Understanding Intersectionality
Definition of intersectionality
Intersectionality is a framework for understanding how a person's multiple social identities overlap to create unique experiences of both privilege and oppression. Legal scholar Kimberlรฉ Crenshaw coined the term in 1989 to describe how existing anti-discrimination law failed Black women specifically. Courts could recognize race discrimination or gender discrimination, but not the distinct experience of facing both at the same time. Crenshaw argued that you can't fully understand someone's position in society by looking at just one identity category in isolation.
A few core principles define the framework:
- Social identities like race, gender, and class are interconnected. Examining any one of them alone gives you an incomplete picture.
- A single person can experience privilege through some identities and oppression through others, simultaneously.
- Systems of oppression (racism, sexism, classism) are interlocking and mutually reinforcing, not separate forces that just happen to coexist.
- Individual experiences are complex and varied, even among people who share one identity category.

Application to Chicanx and Latinx experiences
Chicanx and Latinx communities are not monolithic. A person's experience within these communities is shaped by the intersection of race, ethnicity, gender, class, immigration status, language, and more. Intersectionality pushes back against the tendency to treat "Latinx" as a single, uniform experience.
This matters in practice. For example, Afro-Latinx individuals navigate both anti-Black racism and the complexities of Latinx identity in ways that differ significantly from mestizo Latinx individuals. A queer, undocumented Latina faces a different set of barriers than a straight, U.S.-born Latino with citizenship. An intersectional lens makes these distinctions visible rather than flattening everyone into one category.

Intersectionality in Chicanx and Latinx Studies
Intersections of identity in Latinx lives
Race and ethnicity shape access to resources, opportunities, and exposure to discrimination. Within Latinx communities, skin color and perceived race create hierarchies that affect everything from employment prospects to interactions with law enforcement.
Gender and sexuality layer onto racial and ethnic identity in significant ways. Traditional gender frameworks like machismo (expectations of male dominance and toughness) and marianismo (expectations of female purity, self-sacrifice, and devotion) influence the roles and pressures placed on men and women differently. LGBTQ+ Latinx individuals face compounded challenges when homophobia or transphobia intersects with racial and ethnic marginalization.

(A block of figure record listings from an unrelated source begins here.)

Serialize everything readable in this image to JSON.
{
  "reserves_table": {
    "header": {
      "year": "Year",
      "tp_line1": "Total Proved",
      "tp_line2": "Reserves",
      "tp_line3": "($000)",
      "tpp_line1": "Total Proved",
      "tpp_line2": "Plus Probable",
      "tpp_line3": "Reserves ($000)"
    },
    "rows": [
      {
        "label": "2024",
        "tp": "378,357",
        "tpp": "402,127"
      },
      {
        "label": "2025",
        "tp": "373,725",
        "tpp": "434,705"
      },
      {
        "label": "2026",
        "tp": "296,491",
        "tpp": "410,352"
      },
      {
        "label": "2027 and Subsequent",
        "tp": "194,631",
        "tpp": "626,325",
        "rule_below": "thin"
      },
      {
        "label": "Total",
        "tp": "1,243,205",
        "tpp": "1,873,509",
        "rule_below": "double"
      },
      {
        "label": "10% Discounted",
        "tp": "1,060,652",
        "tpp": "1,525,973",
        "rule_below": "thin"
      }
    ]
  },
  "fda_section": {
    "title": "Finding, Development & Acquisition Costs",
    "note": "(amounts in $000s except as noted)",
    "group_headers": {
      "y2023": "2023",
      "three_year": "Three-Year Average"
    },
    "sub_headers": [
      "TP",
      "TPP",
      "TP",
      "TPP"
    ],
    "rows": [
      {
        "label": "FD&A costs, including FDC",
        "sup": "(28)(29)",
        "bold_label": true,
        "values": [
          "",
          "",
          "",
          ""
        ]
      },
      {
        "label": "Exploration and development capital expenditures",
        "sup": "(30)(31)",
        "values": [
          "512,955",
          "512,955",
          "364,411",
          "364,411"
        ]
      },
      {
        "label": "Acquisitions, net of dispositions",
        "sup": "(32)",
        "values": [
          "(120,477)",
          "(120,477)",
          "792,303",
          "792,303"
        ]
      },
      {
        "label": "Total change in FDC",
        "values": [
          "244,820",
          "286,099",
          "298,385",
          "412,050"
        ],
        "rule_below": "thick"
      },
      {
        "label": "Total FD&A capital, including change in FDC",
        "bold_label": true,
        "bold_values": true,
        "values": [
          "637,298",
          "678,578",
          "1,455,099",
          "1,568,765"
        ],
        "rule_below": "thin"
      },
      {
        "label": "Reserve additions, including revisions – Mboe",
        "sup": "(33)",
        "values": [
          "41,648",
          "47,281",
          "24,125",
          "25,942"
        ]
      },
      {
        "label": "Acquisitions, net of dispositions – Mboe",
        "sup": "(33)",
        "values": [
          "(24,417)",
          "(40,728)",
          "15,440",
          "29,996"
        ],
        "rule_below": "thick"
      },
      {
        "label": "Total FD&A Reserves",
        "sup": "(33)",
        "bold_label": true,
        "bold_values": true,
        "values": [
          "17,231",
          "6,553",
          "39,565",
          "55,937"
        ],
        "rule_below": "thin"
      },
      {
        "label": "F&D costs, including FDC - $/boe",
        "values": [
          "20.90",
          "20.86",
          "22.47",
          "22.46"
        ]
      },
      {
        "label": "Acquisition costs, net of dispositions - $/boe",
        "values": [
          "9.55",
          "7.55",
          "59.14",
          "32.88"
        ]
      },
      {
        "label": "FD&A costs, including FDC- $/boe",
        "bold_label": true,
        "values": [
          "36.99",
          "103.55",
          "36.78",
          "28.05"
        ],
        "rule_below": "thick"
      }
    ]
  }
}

Class and socioeconomic status interact with every other identity. Access to education, healthcare, and legal resources varies dramatically depending on class position, and that variation is further shaped by race, gender, and documentation status.
Other factors like immigration status, language (English proficiency, Spanish vs. Indigenous languages), and religion add further layers. An indigenous-language-speaking immigrant from Guatemala, for instance, navigates a very different reality than a third-generation Mexican American in the same city.
Importance for Chicanx studies research
Applying an intersectional lens keeps research honest about the diversity within these communities. Without it, scholars risk essentializing Chicanx and Latinx identity, treating millions of people as if they all share the same struggles and perspectives.
Intersectionality also makes research more useful. When you can identify the specific challenges facing a particular subgroup, such as undocumented trans Latinas or working-class Afro-Latinx youth, interventions and policy recommendations become more targeted and effective.
On a broader level, intersectional analysis challenges dominant narratives that center only the most visible or privileged voices within a community. It pushes Chicanx and Latinx studies to develop theories and methods that account for the full range of experiences rather than defaulting to a single story.